Katherine Kellogg and coauthors from the massachusetts institute of technology, harvard, and northeastern present an 18-page paper proposing capability-based monitoring for large language models used in healthcare. Posted 14 November 2025 and written 5 November 2025, the paper critiques existing monitoring approaches that are task-based and inherited from traditional machine learning. The authors note that task-based monitoring assumes performance degradation driven by dataset drift, an assumption that does not reliably hold for generalist large language models that were not trained for specific tasks or populations.

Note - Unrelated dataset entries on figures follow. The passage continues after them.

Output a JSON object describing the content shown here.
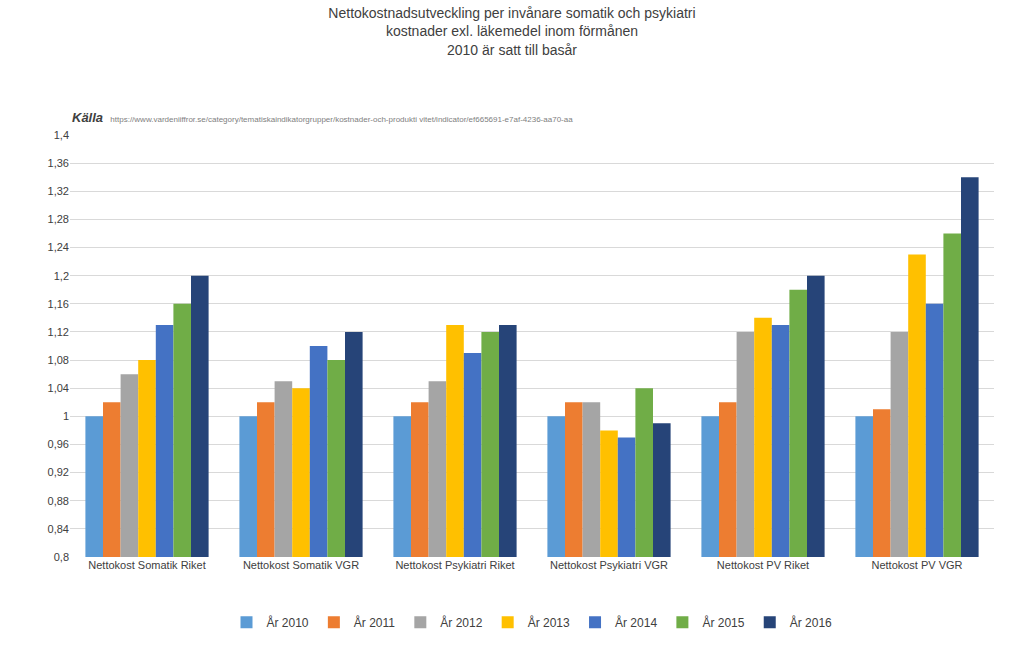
{
  "chart_data": {
    "type": "bar",
    "title": "Nettokostnadsutveckling per invånare somatik och psykiatri",
    "subtitle": [
      "kostnader exl. läkemedel inom förmånen",
      "2010 är satt till basår"
    ],
    "annotations": [
      {
        "text": "Källa"
      },
      {
        "text": "https://www.vardeniiffror.se/category/tematiskaindikatorgrupper/kostnader-och-produkti vitet/indicator/ef665691-e7af-4236-aa70-aa"
      }
    ],
    "categories": [
      "Nettokost Somatik Riket",
      "Nettokost Somatik VGR",
      "Nettokost Psykiatri Riket",
      "Nettokost Psykiatri VGR",
      "Nettokost PV Riket",
      "Nettokost PV VGR"
    ],
    "series": [
      {
        "name": "År 2010",
        "color": "#5B9BD5",
        "values": [
          1.0,
          1.0,
          1.0,
          1.0,
          1.0,
          1.0
        ]
      },
      {
        "name": "År 2011",
        "color": "#ED7D31",
        "values": [
          1.02,
          1.02,
          1.02,
          1.02,
          1.02,
          1.01
        ]
      },
      {
        "name": "År 2012",
        "color": "#A5A5A5",
        "values": [
          1.06,
          1.05,
          1.05,
          1.02,
          1.12,
          1.12
        ]
      },
      {
        "name": "År 2013",
        "color": "#FFC000",
        "values": [
          1.08,
          1.04,
          1.13,
          0.98,
          1.14,
          1.23
        ]
      },
      {
        "name": "År 2014",
        "color": "#4472C4",
        "values": [
          1.13,
          1.1,
          1.09,
          0.97,
          1.13,
          1.16
        ]
      },
      {
        "name": "År 2015",
        "color": "#70AD47",
        "values": [
          1.16,
          1.08,
          1.12,
          1.04,
          1.18,
          1.26
        ]
      },
      {
        "name": "År 2016",
        "color": "#264478",
        "values": [
          1.2,
          1.12,
          1.13,
          0.99,
          1.2,
          1.34
        ]
      }
    ],
    "ylim": [
      0.8,
      1.4
    ],
    "yticks": [
      {
        "value": 0.8,
        "label": "0,8"
      },
      {
        "value": 0.84,
        "label": "0,84"
      },
      {
        "value": 0.88,
        "label": "0,88"
      },
      {
        "value": 0.92,
        "label": "0,92"
      },
      {
        "value": 0.96,
        "label": "0,96"
      },
      1,
      {
        "value": 1.04,
        "label": "1,04"
      },
      {
        "value": 1.08,
        "label": "1,08"
      },
      {
        "value": 1.12,
        "label": "1,12"
      },
      {
        "value": 1.16,
        "label": "1,16"
      },
      {
        "value": 1.2,
        "label": "1,2"
      },
      {
        "value": 1.24,
        "label": "1,24"
      },
      {
        "value": 1.28,
        "label": "1,28"
      },
      {
        "value": 1.32,
        "label": "1,32"
      },
      {
        "value": 1.36,
        "label": "1,36"
      },
      {
        "value": 1.4,
        "label": "1,4"
      }
    ],
    "grid": true,
    "legend": "bottom"
  }
}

Capability-based monitoring reframes oversight around overlapping internal capabilities that models reuse across many downstream tasks. The paper highlights examples of such capabilities, including summarization, reasoning, translation, and safety guardrails, and argues that organizing monitoring around these shared abilities enables cross-task detection of systemic weaknesses, long-tail errors, and emergent behaviors that task-based approaches may miss. By focusing on capabilities, organizations can detect issues that propagate across multiple applications rather than evaluating each downstream task independently.

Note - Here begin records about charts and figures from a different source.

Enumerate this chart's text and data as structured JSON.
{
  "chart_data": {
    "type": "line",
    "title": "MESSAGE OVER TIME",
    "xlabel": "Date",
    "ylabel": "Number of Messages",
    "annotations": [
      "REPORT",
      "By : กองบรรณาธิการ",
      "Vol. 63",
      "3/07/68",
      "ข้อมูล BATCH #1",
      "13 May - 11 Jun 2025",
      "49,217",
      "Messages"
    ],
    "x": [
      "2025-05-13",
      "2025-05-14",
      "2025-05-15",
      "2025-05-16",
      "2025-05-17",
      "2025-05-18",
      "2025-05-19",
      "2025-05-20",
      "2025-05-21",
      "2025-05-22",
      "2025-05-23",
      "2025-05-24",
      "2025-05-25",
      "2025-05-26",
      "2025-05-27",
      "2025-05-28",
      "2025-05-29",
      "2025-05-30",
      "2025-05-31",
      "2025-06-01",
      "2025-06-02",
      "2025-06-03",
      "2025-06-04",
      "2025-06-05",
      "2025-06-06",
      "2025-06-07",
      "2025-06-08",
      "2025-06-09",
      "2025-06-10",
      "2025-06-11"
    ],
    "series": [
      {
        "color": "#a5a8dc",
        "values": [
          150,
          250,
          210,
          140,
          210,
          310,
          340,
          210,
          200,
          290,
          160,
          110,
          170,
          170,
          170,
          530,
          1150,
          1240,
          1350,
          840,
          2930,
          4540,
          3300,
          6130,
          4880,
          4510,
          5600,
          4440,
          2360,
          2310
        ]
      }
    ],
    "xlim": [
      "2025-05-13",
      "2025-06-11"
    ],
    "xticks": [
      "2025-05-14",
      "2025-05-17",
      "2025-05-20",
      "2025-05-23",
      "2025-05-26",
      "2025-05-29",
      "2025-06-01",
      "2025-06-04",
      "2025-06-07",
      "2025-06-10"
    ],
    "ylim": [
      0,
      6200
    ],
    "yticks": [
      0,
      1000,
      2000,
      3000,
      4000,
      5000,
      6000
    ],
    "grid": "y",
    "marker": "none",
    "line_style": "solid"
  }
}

The authors describe considerations for implementation aimed at developers, organizational leaders, and professional societies. They propose that capability-based monitoring offers a scalable foundation for safe, adaptive, and collaborative oversight of large language models and future generalist Artificial Intelligence models in healthcare. The paper positions this approach as a practical organizing principle grounded in how these models are developed and used in practice, and as a way to enable broader detection and mitigation of failures that affect multiple clinical and operational use cases.